Mit dem englischen Begriffen Work and Travel (work = arbeiten, travel = reisen) wird eine Urlaubsform bezeichnet, in der sich die Urlauber ihren Urlaub „erarbeiten“. Größtenteils entscheiden sich junge Erwachsene für diese Urlaubsform. Work and Travel wird oftmals von Schülern und Studenten als Alternative zu anderen klassischen Auslandsaufenthalten, wie zum Beispiel als Au-pair, gewählt. Der Vorteil eines Work-and-Travel-Auslandsaufenthalt liegt darin, dass man nicht während der gesamten Aufenthaltsdauer an einem festen Ort gebunden ist und die Arbeitgeber und somit den Aufenthaltsort wechseln kann.

Das Work-and-Travel-Visum

Die meisten Länder verlangen für diese Art der Reise ein spezielles Visum, welches in der Regel für 12 Monate ausgestellt wird.

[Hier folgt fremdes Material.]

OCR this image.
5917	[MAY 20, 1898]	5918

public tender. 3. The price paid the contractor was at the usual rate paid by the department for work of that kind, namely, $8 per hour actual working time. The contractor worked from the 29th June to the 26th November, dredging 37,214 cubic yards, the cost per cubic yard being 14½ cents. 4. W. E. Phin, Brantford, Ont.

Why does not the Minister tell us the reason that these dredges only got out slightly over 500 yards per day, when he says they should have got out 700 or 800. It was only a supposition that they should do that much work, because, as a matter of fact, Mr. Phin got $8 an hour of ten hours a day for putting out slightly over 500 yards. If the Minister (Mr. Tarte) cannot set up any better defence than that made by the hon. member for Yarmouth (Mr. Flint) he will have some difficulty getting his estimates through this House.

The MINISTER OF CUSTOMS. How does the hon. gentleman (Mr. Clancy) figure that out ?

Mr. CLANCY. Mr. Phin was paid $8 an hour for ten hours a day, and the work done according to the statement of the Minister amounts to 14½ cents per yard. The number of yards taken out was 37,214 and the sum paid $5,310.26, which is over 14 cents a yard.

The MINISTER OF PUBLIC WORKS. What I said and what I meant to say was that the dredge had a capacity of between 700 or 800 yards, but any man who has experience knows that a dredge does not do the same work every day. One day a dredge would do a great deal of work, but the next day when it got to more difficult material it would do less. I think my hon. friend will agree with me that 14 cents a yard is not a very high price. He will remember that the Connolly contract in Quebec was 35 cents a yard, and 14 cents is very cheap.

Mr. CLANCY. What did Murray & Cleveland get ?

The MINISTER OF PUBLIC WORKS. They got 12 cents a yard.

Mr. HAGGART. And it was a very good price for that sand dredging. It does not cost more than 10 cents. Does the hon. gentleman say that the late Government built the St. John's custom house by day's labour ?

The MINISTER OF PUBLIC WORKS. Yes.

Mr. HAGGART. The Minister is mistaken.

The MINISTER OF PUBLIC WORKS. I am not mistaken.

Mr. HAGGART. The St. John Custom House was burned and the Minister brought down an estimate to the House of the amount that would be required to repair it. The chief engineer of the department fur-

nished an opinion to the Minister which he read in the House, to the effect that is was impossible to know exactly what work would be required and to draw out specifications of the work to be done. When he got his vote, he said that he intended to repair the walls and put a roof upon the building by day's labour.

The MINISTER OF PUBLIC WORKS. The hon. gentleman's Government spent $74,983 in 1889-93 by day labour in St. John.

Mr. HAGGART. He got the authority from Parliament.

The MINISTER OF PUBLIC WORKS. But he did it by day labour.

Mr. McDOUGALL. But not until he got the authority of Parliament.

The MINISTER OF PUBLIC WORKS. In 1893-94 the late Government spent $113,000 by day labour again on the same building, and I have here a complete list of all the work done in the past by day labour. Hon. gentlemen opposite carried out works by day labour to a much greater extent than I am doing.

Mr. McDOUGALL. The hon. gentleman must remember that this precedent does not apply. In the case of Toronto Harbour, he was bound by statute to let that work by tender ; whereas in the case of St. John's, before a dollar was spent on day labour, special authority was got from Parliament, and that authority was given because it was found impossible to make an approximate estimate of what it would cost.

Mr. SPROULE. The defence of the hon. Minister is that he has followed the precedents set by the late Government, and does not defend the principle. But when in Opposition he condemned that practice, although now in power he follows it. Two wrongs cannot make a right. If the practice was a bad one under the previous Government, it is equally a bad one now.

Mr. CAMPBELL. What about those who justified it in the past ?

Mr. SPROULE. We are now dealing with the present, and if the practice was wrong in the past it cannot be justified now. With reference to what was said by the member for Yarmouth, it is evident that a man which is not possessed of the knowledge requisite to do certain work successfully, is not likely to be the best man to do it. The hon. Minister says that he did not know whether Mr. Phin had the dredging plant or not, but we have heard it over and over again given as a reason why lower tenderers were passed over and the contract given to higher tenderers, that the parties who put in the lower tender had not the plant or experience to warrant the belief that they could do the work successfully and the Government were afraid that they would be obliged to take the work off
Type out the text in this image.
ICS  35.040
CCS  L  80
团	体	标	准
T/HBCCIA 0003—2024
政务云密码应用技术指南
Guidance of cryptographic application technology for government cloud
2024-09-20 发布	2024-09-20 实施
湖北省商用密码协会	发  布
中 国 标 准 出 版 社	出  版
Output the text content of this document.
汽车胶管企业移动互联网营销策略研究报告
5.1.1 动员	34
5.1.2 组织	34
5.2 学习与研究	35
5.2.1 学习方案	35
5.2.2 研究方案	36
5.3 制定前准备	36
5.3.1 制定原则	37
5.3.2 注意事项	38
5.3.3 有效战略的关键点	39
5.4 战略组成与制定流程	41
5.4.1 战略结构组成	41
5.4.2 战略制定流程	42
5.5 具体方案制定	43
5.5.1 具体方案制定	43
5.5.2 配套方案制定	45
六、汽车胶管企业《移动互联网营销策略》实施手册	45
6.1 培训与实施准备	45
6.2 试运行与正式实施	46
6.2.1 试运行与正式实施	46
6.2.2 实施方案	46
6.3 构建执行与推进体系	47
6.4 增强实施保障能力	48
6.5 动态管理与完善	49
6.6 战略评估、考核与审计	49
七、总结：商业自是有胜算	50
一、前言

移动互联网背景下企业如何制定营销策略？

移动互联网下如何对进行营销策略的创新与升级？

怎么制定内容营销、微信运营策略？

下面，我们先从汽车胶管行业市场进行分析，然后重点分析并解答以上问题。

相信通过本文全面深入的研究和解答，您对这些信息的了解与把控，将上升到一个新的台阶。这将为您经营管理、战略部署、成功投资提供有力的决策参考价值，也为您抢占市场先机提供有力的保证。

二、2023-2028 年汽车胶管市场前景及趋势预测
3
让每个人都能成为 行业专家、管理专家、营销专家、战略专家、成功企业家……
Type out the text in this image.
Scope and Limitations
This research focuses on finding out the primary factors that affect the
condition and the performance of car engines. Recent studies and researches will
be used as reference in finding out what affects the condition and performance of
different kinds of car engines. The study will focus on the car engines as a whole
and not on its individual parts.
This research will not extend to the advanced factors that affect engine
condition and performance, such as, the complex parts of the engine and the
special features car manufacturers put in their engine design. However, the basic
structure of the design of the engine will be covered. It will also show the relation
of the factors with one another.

Einige Organisationen sind auf Work and Travel spezialisiert, sie organisieren die Reise und sind das Bindeglied zu staatlichen und privaten Jobagenturen. Jedoch kann die Durchführung und Planung einer Work-and-Travel-Reise durchaus auch selber organisiert werden.

Für das sogenannte Working-Holiday-Visum ist zumeist ein Alter zwischen 18 und 30 Jahren Voraussetzung. Für deutsche Staatsangehörige bestehen Abkommen mit einigen Staaten. Über Organisationen wird zumeist am Anfang des Work-and-Travel-Auslandsaufenthaltes ein Sprachkurs angeboten.
Da viele Länder ein begrenztes Kontingent an Working-Holiday-Visa bereithalten, sollte solch ein Aufenthalt bereits frühzeitig geplant werden.

Wo wird Work and Travel angeboten?

Work and Travel wird weltweit fernab der typischen Touristenziele angeboten. Durch diese Urlaubsform lernt der Travel Worker das Land und seine Bewohner vollkommen anders als der übliche Tourist kennen, da er einen ganz anderen Kontakt zur Bevölkerung aufbauen kann. Work and Travel wird überwiegend von Farmen und kleineren Hotels und Pensionen angeboten, aber auch Angebote im sozialen Bereich sind nicht selten.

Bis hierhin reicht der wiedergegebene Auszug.